Figure 8.

Cryomicroscopic analysis and a schematic illustration of the possible mechanisms of enhancing cell vitrification by alginate hydrogel microencapsulation and nano-warming. A) Sample preparation for cryomicroscopic studies. A silicone film and coverslip are used to keep the thickness of experimental sample, including CPA, Fe₃O₄ NPs with CPA, and alginate hydrogel containing CPA. B) Typical images showing the freezing and warming processes of CPA solution, CPA solution with Fe₃O₄ NPs, and alginate hydrogel containing CPA. The red arrows indicate initial ice crystals. For the aforementioned three samples, the ice crystals appear at −70.8 °C, −61.9 °C and −84.1 °C, and continue to grow till −94.2 °C, −70.6 °C and −95.1 °C, respectively. Recrystallization occurs at −19.7 °C and −20.6 °C during warming CPA solution and CPA solution with NPs, respectively. Recrystallization does not occur during warming of alginate hydrogel containing CPA solution. C) Cells and cell-alginate hydrogel constructs at three different stages of the vitrification cryopreservation procedure: during cooling (a1-d1), during warming (a2-d2), and after warming (a3-d3).
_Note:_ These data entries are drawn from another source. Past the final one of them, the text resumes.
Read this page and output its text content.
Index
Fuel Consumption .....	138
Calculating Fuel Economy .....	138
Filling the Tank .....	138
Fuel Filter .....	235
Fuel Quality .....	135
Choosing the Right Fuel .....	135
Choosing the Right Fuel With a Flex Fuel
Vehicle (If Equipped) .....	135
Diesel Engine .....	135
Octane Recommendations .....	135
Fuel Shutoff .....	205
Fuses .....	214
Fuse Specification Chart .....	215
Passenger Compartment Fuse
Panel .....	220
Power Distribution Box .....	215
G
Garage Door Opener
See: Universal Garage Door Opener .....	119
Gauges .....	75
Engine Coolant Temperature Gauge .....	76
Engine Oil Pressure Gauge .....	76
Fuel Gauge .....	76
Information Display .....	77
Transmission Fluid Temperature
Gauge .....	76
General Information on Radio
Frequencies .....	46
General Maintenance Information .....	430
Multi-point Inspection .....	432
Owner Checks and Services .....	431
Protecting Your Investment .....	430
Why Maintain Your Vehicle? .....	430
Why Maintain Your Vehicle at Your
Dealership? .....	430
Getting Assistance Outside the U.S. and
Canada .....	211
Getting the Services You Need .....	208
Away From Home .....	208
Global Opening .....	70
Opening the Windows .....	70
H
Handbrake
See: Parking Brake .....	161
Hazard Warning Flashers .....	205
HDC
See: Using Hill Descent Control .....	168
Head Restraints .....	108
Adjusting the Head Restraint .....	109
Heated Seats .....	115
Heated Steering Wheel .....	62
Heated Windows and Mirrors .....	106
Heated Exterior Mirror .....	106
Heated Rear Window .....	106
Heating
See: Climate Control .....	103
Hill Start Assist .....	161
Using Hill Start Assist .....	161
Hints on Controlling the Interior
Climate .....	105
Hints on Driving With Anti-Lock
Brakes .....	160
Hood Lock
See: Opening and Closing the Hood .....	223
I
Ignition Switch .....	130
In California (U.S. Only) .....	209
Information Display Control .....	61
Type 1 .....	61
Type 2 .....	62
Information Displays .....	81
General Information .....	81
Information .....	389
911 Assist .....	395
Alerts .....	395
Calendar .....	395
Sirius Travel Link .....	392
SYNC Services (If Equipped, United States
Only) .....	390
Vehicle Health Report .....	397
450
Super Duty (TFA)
The alginate hydrogel microencapsulation may enhance vitrification during cooling and reduce devitrification/recrystallization during warming. The latter is further minimized by nano-warming via both the selective local and global heating effect of the Fe3O4 NPs under magnetic field. The nano-warming is crucial for cryopreservation of large cell-alginate hydrogel constructs by low-CPA vitrification.